KUALA SIMPANG – Tim dosen Universitas Negeri Surabaya (UNESA) Jawa Timur melaksanakan program pendampingan psikososial berbasis seni dan budaya lokal kepada para korban banjir Provinsi Aceh yang melanda di beberapa daerah.
Program yang dilaksanakan melalui skema Pengabdian Kepada Masyarakat (PKM) tersebut mengusung tema “Penyembuhan Trauma Anak Korban Banjir di Aceh melalui Art Therapy dan Permainan Terapeutik Berbasis Budaya Lokal.”
Kegiatan ini berlangaung di Kuala Simpang Kabupaten Aceh Tamiang beberapa waktu lalu.
Ketua Tim PKM, Prof Dr Mochamad Nursalim kepada media ini, Kamis (16/4) menebukan, tim ini yang terdiri dari Dr Wiryo Nuryono, Sherrin Nurlita Widya, dan Restu Dwi Ariyanto, serta melibatkan mahasiswa.
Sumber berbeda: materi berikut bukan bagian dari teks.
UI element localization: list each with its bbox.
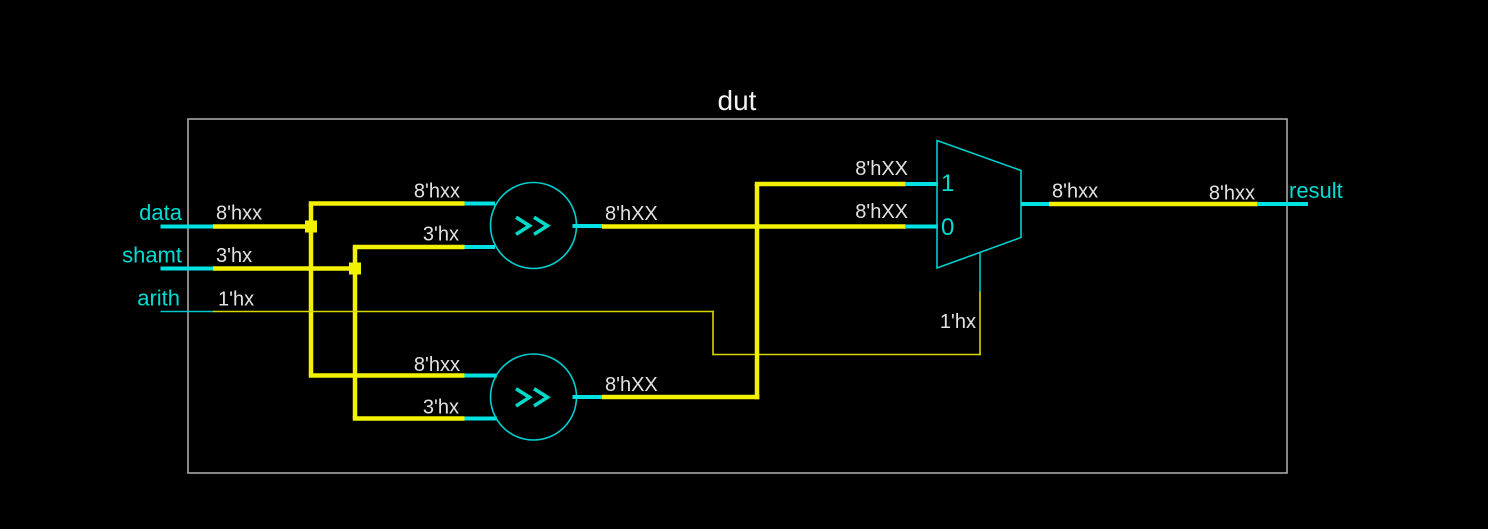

Katanya, program ini dilaksanakan bekerja sama dengan Badan Penanggulangan Bencana Aceh (BPBA) untuk memastikan intervensi yang dilakukan sesuai dengan kebutuhan korban di lapangan.
Prof Nursalim menjelaskan, pendampingan dilakukan kepada anak-anak korban bencana termasuk kelompok yang paling rentan mengalami trauma psikologis.
“Pengalaman menghadapi banjir dapat memunculkan berbagai gejala seperti kecemasan, ketakutan berulang, sulit tidur, hingga menurunnya konsentrasi belajar,” kata Prof Nursalim.
Dikatakannya, namun layanan pendampingan psikososial bagi anak-anak di lokasi bencana sering kali masih terbatas.
Karena itulah ungkapnya, tim UNESA memulai kegiatan dengan melakukan need assessment untuk memetakan kondisi psikologis anak-anak terdampak.
Lebih lanjut Prof Nursalim menjelaskan, hasil pemetaan tersebut kemudian menjadi dasar dalam merancang bentuk intervensi yang sesuai dengan tahap perkembangan anak sekaligus mempertimbangkan konteks budaya masyarakat setempat.
Ia menuturkan, salah satu pendekatan utama dalam program ini adalah art therapy atau terapi seni.
“Melalui kegiatan menggambar dan melukis, anak-anak diajak mengekspresikan pengalaman serta perasaan yang sulit diungkapkan melalui kata-kata,” ungkapnya.
Prof Nursalim mengatakan, metode ini tidak hanya membantu anak menyalurkan emosi negatif, tetapi juga melatih kemampuan regulasi emosi serta membangun kembali rasa aman setelah mengalami bencana.
Disampaikannya, selain memberikan kegiatan kepada anak-anak, tim juga memberikan pelatihan kepada relawan dan pendamping lokal agar mereka mampu melanjutkan praktik terapi seni secara mandiri di lingkungan masing-masing.
Kemudian tambah Prof Nursalim, dengan melakukan permainan tradisional untuk memulihkan keceriaan.
Cara ini katanya, pendekatan pemulihan tidak hanya dilakukan melalui seni. tim juga memanfaatkan berbagai permainan tradisional Aceh sebagai media terapi.
“Permainan dilakukan secara berkelompok sehingga anak-anak dapat kembali merasakan keceriaan, membangun interaksi sosial, serta memperkuat rasa kebersamaan yang sempat terganggu akibat bencana,” ujarnya.
Pendekatan berbasis budaya lokal dipilih karena lebih dekat dengan kehidupan masyarakat dan mampu menghadirkan suasana yang akrab bagi anak-anak.
Prof Nursalim menegaskan, komitmen perguruan tinggi melalui integrasi terapi seni dan permainan tradisional, UNESA berupaya menghadirkan model pemulihan trauma yang kreatif sekaligus kontekstual.
Diharapkannya, program ini dapat membantu anak-anak korban banjir di Aceh kembali merasa aman, percaya diri, dan mampu melanjutkan proses tumbuh kembangnya secara optimal.